Accrual Basis Accounting

Except in certain small businesses, most accounting is conducted on an accrual basis. That means the accountant chooses to recognize costs and revenues as they occur by immediately recording the transactions on the accounts. For example, a business might make a sale on credit—with only an expectation of a cash payment a month later—but recognize the sale immediately rather than when the payment is received.
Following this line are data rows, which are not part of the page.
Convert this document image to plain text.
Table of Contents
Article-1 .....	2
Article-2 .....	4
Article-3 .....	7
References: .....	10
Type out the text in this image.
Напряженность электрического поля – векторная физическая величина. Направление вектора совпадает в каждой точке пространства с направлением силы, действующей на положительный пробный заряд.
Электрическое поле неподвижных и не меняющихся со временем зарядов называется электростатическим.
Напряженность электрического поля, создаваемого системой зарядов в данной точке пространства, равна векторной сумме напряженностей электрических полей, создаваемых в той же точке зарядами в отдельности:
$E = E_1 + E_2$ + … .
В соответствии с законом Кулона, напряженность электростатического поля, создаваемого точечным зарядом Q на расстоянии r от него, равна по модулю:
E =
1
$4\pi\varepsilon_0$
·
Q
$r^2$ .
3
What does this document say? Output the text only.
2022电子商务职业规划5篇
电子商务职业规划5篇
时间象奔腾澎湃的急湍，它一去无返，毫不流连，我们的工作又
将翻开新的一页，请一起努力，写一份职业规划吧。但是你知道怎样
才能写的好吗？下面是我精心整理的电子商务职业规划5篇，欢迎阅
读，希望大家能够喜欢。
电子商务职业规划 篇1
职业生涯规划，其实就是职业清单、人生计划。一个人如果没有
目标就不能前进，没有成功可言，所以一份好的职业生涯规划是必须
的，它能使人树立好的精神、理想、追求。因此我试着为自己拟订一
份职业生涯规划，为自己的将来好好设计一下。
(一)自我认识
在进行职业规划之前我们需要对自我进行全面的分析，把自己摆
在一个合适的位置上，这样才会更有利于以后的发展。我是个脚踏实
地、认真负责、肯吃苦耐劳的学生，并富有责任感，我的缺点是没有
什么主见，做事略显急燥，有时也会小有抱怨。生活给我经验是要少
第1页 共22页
Recognition means the recording of a transaction. Under accrual basis accounting, recognition should occur at the time the transaction occurs if it meets two criteria. First, the transaction must be complete. For example, a business may not recognize a sale until it has transferred the sold item to the customer. Second, the sum in question must be collectible, meaning the other party must be trustworthy when it comes to payment.

Accrued Expense

Accrued expenses are recognized at the end of the accounting period through what are called adjusting entries. Adjusting entries are used to recognize transactions that have occurred but for which no invoices have been sent out. For example, interest piling up on a debt instrument held by the business would be recognized as accrued revenue in an adjusting entry even if no payment will be received until months later. Accrued expenses are those that accumulate in this manner, including such items as utilities and salaries to be paid to employees.

Accounts Payable

In contrast to accrued expenses, accounts payable are debts for which invoices have been received. A business that purchases—on credit—goods intended for sale would recognize the liability from that transaction as an account payable.